4. Penarikan kesimpulan
Dalam pengumpulan data, peneliti harus
mengerti dan tanggap terhadap sesuatu yang
diteliti langsung di lapangan dengan
menyusun pola-pola pengarahan,
pernyataan-pernyataan dan sebab akibat.
Kesimpulan perlu diverifikasi agar hasil dari
penelitian dapat dipertahankan.
D. PEMBAHASAN
Aktifitas Umum Dan Karakteristik
Penambang
Aktifitas harian yang dilakukan oleh
masyarakat penambang timah tradisional
untuk menambang pada dasarnya dilakukan
setiap hari mulai pagi hari, kebiasaan para
penambang biasanya melihat kondisi pasang
surut air laut, serta kondisi keadaan cuaca
disekitar lokasi menambang. Sedangkan
kegiatan menambang timah yang berada di
pantai atau laut yakni pada saat air laut
sedikit surut, meski tidak tertutup
kemungkinan kegiatan tersebut dilakukan
dalam kondisi air pasang. Mereka
melakukan aktifitas menambang di tempat-
tempat tertentu yang mereka pilih atau di
tempat yang diperkirakan terdapat
kandungan mineral timah, seperti di areal
sekitar bekas lokasi tambang, atau di laut.

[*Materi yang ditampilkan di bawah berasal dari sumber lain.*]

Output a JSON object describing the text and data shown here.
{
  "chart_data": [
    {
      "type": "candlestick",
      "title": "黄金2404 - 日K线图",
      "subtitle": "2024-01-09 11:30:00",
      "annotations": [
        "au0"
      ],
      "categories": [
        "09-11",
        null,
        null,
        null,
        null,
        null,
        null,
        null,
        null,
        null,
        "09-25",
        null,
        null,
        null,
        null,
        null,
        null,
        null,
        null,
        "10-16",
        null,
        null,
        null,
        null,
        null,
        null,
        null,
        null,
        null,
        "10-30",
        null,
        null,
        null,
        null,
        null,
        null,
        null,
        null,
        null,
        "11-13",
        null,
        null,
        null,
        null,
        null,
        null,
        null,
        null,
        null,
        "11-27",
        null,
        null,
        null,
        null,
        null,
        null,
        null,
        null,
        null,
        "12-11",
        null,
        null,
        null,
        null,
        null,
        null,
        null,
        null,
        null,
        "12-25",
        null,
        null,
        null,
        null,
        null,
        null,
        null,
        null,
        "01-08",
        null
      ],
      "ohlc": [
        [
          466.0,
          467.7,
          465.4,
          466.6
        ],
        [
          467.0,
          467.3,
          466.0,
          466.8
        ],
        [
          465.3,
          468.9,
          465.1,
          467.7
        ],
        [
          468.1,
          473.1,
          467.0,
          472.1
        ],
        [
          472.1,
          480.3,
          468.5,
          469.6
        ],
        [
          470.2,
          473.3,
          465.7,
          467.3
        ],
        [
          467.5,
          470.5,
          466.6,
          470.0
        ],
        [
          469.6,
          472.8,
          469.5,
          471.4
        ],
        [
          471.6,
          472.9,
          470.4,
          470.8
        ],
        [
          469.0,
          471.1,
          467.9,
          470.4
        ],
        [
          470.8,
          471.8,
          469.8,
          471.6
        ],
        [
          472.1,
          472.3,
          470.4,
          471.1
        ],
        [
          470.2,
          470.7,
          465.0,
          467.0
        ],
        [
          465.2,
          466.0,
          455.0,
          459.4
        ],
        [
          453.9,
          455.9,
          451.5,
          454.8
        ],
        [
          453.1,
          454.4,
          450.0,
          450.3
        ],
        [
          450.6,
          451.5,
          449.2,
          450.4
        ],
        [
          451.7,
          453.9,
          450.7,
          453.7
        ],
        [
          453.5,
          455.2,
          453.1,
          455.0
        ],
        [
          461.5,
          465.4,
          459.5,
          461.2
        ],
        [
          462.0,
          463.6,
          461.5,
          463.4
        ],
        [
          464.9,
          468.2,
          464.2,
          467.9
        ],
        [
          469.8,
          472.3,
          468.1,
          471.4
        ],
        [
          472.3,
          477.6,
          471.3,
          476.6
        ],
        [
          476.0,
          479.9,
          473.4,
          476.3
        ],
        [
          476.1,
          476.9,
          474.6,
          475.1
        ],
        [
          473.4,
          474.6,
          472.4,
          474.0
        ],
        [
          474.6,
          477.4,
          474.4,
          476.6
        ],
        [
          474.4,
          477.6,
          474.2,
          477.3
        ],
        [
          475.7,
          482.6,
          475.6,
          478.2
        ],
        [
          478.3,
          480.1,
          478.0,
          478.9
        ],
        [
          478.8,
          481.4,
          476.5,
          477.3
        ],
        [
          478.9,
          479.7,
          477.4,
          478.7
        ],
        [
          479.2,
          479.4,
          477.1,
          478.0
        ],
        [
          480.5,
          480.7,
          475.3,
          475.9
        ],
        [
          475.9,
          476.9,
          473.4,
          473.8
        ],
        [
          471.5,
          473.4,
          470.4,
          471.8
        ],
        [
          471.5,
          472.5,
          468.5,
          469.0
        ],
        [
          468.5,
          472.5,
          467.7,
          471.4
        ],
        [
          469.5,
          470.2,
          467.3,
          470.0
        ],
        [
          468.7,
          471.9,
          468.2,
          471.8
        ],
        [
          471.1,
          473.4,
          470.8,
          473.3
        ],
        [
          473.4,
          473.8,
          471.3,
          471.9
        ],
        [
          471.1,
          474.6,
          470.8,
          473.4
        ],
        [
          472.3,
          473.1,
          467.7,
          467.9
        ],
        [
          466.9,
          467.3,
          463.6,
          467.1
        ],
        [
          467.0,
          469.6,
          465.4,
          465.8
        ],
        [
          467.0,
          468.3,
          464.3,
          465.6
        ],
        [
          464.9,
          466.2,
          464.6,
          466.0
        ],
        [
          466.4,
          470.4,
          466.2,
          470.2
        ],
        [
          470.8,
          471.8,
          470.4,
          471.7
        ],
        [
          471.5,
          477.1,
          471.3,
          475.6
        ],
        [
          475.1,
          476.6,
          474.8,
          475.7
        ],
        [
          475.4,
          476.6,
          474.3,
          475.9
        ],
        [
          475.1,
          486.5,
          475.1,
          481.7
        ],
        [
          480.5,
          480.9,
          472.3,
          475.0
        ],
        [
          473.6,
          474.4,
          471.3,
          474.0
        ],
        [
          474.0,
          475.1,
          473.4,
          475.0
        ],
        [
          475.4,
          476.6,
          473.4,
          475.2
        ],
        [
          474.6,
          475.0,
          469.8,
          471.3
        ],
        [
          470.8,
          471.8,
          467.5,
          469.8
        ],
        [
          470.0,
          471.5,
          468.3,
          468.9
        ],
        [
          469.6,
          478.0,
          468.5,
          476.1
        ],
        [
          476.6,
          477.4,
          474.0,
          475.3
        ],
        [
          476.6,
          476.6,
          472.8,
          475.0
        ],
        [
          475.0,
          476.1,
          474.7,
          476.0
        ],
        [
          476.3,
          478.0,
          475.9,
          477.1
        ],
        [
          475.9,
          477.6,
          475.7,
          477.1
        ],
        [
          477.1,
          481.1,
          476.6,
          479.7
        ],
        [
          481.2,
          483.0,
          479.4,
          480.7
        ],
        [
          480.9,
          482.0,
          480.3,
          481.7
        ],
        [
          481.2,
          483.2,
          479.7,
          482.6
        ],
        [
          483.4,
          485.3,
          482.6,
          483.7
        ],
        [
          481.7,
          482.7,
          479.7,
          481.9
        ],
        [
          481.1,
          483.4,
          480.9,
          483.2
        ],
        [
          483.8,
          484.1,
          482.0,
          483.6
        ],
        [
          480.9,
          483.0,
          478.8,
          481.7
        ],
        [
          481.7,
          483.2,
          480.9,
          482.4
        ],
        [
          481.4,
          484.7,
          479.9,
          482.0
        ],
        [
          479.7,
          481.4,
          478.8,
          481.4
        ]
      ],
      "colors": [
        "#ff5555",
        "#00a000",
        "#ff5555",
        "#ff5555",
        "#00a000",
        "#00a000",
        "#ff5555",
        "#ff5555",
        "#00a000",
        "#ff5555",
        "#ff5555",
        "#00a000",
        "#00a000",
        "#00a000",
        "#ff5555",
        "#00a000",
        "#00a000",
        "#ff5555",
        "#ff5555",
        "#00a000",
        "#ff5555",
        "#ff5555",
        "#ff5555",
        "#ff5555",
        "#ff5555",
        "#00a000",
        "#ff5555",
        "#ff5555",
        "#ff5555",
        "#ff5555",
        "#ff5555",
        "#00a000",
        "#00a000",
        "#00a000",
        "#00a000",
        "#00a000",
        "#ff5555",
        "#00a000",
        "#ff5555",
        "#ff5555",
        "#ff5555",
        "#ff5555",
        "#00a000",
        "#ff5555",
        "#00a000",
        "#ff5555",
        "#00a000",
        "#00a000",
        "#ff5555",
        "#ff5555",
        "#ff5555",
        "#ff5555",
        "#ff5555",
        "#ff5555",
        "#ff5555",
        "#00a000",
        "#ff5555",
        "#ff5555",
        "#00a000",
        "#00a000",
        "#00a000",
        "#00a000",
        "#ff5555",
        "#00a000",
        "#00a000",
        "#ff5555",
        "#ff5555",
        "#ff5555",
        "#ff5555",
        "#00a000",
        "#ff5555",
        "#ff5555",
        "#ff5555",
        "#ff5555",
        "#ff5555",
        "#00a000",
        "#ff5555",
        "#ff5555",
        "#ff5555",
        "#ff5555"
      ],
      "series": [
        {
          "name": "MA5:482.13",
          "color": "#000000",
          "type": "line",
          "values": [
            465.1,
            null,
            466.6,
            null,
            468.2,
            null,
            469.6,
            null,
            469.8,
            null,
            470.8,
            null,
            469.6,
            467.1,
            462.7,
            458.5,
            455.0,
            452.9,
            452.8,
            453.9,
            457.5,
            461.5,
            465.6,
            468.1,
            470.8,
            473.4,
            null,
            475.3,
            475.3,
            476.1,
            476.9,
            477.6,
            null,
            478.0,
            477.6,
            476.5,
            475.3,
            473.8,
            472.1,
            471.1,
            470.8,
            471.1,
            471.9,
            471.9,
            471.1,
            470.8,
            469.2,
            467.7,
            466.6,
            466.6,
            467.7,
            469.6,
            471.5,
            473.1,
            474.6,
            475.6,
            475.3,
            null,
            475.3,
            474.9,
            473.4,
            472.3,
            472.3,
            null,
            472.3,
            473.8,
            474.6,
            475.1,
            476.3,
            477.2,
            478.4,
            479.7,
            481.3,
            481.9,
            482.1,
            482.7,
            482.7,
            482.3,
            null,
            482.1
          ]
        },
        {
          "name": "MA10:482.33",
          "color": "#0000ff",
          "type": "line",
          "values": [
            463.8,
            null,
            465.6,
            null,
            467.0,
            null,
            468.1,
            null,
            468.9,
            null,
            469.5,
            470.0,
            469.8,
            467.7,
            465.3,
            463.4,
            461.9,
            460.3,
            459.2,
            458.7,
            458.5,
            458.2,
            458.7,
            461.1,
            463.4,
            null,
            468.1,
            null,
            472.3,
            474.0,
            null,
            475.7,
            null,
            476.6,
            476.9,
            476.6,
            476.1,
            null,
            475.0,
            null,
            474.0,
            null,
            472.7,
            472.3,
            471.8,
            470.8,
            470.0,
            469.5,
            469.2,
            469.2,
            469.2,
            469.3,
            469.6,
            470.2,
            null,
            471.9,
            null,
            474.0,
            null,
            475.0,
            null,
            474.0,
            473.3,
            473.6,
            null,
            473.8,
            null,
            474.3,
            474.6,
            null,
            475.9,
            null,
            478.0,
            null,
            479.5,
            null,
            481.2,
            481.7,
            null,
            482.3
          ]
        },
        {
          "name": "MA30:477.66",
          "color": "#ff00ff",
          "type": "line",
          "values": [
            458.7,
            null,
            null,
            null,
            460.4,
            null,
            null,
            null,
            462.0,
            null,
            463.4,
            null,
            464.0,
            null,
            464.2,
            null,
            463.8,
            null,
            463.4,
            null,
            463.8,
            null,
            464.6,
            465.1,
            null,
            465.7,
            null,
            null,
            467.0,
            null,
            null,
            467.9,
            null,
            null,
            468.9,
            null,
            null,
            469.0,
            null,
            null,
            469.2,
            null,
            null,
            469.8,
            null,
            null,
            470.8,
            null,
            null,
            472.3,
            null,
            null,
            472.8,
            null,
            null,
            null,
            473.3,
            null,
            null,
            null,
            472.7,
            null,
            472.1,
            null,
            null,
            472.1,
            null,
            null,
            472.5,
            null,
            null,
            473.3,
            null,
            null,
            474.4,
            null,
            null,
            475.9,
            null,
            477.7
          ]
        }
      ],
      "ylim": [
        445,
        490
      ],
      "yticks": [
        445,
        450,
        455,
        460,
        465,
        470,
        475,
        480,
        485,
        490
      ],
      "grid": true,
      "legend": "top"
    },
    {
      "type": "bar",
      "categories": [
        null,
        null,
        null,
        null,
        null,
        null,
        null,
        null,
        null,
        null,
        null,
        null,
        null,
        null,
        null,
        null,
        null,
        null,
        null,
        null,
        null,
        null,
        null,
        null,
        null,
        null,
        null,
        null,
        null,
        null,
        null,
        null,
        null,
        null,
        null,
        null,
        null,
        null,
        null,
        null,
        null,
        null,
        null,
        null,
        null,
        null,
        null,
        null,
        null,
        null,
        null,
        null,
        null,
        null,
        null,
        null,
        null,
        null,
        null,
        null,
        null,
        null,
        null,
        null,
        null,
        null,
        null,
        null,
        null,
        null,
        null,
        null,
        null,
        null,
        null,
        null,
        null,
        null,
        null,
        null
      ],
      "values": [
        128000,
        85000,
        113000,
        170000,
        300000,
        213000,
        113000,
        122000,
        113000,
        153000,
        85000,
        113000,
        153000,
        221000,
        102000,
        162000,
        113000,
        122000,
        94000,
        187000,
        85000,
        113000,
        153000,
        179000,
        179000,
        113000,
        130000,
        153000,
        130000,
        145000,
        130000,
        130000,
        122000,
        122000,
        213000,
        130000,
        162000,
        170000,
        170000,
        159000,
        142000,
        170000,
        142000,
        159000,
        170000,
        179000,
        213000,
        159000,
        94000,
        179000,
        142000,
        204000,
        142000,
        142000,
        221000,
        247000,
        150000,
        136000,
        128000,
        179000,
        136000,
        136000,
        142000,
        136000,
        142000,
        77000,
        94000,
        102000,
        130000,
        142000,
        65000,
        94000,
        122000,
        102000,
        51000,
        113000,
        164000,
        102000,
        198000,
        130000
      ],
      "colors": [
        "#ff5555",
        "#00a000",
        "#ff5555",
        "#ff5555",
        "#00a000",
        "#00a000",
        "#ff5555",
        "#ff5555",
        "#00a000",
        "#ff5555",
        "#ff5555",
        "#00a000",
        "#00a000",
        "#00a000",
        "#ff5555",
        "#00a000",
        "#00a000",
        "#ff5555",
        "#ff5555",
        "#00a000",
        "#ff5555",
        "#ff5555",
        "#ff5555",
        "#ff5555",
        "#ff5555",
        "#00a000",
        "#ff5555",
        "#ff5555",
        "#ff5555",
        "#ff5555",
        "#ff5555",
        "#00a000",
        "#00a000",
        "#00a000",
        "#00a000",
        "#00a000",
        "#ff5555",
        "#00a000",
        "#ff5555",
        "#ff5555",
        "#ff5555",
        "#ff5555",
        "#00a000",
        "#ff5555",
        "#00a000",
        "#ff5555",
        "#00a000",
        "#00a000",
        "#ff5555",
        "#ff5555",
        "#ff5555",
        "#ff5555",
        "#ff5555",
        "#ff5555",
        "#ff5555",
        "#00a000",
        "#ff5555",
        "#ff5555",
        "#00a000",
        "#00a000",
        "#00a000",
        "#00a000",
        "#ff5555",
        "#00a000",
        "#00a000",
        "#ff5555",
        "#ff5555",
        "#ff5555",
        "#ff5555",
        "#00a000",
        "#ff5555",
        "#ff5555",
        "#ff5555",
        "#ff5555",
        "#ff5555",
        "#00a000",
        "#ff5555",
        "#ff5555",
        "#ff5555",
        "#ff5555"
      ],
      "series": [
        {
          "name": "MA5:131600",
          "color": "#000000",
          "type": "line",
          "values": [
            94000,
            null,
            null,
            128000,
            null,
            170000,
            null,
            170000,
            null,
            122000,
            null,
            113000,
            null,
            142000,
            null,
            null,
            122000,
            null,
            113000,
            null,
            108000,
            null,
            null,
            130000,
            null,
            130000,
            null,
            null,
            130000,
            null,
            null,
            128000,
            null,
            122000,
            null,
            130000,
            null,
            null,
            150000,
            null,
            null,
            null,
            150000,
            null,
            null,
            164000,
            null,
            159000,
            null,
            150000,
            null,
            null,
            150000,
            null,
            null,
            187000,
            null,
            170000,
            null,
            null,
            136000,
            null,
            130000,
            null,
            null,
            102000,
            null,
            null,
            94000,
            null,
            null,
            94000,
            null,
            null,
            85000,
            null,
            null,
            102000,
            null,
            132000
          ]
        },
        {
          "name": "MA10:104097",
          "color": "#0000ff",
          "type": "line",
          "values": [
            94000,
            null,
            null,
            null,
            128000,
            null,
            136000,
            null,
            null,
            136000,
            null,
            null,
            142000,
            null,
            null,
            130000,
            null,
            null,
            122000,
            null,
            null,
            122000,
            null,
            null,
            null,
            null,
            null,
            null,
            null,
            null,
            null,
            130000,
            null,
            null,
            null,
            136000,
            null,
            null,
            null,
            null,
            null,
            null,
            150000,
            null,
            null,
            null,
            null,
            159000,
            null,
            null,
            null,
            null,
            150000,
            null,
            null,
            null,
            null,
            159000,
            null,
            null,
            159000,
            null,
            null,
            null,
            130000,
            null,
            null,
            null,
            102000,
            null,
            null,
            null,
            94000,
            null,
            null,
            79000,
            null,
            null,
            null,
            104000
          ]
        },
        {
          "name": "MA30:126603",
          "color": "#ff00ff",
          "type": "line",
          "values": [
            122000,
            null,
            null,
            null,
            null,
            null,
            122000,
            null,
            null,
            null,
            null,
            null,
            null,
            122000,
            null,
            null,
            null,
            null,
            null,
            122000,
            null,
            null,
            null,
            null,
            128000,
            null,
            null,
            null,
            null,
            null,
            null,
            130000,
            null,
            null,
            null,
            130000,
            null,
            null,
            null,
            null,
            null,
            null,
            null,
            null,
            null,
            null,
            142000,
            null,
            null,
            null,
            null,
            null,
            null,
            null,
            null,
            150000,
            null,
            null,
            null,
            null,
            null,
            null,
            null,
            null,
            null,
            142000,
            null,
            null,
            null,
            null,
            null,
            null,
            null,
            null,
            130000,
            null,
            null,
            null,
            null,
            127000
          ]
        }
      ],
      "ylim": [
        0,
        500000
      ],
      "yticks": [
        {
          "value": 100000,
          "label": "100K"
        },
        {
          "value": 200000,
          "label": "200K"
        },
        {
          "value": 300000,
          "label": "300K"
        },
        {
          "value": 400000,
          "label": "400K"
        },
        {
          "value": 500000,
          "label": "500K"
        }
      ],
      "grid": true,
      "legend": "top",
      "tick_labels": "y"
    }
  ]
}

Pada umumnya penambang timah di laut
cenderung lebih melihat situasi cuaca. Hal
ini disebabkan karena kegiatan menmbang
timah dilaut sangat tergantung dari keadaan
air laut. Pada musim angin kencang, para
penambang setidaknya banyak
menghabiskan kegiatan menambang timah
di daratan, dikarenakan pada kondisi angin
kencang air laut cenderung keruh sehingga
sangat mengganggu kegiatan menambang.
Pasang surut air laut juga menjadi
prioritas masyarakat penambang timah
dilaut. Sebagian masyarakat yang tidak
memiliki kemampuan menyelam atau alat
yang memadai, akan melakukan kegiatan
menambang timah di sekitar pesisir pantai.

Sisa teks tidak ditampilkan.